Extreme dry mouth is a common concern of patients who undergo radiation to treat head and neck cancers. This condition, though not at all rare or unsurprising can be a particular problem if it persists. Difficulty swallowing may, in fact, lead to a snowball effect that leaves patients suffering from malnourishment and overall poor health. While treatments exist that can help patients fight back from the effects, they tend to come with their own share of problems.

With common medications used to treat dry mouth producing such side effects as diarrhea and dizziness, researchers wanted to try something completely different. Rather than prescribe mediations, researchers from the American Society for Radiation Oncology tried a technique known as ALTENS. This treatment involves the use of electrodes that are placed on acupuncture points. These electrodes are then used to stimulate the acupuncture points with low frequency, high intensity pulses. The initial results showed a rather positive response in patients without the side effects known to be associated with standard oral medications.

All told about 140 patients participated in the trial. Those in the ALTENS group fared well enough that researchers are urging for further study to determine if this alternative to medication may provide relief for patients over the long haul.
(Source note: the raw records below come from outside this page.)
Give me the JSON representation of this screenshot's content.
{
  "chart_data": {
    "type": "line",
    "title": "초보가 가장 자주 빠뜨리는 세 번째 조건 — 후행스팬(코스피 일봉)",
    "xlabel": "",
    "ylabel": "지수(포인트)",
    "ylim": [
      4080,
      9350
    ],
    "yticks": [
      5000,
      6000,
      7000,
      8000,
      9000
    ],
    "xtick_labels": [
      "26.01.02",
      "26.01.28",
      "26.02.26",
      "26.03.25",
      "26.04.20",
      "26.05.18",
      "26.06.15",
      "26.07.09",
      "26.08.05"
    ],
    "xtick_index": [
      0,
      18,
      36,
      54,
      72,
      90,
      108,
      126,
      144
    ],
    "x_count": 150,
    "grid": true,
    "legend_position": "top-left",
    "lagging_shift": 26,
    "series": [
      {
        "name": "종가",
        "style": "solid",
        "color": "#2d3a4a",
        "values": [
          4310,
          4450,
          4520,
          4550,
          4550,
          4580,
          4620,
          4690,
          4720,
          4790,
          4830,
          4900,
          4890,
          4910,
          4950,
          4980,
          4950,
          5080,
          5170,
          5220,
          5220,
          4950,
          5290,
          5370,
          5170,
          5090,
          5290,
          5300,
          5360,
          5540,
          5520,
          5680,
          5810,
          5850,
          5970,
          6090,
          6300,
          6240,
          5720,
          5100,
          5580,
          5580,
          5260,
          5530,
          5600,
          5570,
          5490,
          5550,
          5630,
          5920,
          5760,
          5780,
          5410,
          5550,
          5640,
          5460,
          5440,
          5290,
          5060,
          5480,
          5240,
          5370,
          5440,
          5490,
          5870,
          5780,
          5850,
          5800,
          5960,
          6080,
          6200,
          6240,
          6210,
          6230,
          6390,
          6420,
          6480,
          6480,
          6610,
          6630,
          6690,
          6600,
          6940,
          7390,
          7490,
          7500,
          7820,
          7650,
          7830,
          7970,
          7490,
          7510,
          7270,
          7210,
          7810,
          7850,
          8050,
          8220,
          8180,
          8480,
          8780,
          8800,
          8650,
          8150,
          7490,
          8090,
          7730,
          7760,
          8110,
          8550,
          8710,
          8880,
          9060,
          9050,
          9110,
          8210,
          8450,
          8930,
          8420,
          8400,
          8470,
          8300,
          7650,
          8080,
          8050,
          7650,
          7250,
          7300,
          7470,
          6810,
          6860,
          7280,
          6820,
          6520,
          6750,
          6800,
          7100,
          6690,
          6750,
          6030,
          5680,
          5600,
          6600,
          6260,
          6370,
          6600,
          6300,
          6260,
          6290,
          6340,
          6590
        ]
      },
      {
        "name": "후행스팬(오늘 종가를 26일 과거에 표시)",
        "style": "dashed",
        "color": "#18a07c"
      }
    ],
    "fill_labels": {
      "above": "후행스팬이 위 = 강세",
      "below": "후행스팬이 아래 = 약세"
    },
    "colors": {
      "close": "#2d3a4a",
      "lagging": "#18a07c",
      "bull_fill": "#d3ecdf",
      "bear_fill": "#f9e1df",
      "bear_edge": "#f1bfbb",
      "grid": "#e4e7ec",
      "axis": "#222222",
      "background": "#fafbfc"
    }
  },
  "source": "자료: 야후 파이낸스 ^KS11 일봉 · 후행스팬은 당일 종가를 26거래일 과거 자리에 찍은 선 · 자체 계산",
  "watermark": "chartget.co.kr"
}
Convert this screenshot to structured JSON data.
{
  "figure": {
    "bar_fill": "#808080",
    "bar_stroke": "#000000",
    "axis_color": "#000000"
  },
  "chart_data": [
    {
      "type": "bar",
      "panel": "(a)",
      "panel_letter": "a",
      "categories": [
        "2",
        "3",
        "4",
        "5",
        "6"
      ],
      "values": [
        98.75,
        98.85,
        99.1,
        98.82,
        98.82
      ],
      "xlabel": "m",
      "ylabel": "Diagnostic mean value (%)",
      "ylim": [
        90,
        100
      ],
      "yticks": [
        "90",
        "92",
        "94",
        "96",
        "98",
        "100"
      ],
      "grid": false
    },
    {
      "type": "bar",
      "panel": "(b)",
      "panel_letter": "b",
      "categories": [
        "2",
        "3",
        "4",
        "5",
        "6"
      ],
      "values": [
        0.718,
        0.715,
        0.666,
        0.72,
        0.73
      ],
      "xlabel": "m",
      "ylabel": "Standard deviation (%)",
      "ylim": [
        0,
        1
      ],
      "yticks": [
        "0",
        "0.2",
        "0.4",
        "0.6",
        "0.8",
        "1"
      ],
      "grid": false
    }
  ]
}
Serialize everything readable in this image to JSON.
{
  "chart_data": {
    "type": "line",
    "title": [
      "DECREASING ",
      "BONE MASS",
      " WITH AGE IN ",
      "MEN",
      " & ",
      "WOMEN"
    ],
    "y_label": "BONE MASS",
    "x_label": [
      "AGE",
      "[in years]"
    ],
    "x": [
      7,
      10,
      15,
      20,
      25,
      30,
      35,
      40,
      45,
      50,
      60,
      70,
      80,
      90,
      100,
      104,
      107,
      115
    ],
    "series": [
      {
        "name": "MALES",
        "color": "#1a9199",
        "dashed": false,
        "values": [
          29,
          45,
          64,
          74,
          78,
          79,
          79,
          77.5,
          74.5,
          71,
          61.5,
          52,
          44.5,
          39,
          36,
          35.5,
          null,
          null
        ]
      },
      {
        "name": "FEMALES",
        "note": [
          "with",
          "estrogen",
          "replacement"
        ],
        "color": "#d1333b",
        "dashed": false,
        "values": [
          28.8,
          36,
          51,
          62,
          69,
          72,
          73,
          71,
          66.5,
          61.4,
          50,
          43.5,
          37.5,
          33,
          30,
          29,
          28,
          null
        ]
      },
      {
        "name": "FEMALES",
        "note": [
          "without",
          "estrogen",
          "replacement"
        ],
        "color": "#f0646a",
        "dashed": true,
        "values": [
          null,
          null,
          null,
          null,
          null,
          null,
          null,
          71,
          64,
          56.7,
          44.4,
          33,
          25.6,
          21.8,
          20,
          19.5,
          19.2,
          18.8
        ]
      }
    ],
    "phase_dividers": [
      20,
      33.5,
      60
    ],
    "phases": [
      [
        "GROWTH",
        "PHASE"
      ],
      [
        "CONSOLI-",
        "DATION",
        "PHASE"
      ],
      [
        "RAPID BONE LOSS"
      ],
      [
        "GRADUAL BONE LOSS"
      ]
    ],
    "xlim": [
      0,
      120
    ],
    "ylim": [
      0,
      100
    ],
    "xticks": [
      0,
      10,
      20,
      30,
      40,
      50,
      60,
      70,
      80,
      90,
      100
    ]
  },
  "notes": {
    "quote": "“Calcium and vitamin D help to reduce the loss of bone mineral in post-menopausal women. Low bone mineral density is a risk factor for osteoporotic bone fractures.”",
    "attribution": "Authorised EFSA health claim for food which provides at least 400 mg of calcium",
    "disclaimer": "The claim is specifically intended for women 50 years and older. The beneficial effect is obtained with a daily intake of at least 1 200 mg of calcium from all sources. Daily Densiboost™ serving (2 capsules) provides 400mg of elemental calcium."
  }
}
Radiation treatments are often essential, life-saving treatments for those with many forms of cancer. These treatments do, however, tend to present with side effects for patients. Those with head and neck cancer, especially, may suffer from dry mouth that can lead to an array of other concerns. Reporting this side effect to a healthcare provider is a critical step in battling its effects. While ALTENS has yet to be proven in a wider scale trial, there are other options currently available to help patients battle dry mouth and preserve their nutritional levels. If this condition, known as xerostomia, is a concern, be sure to discuss the options for treatment with your oncologist.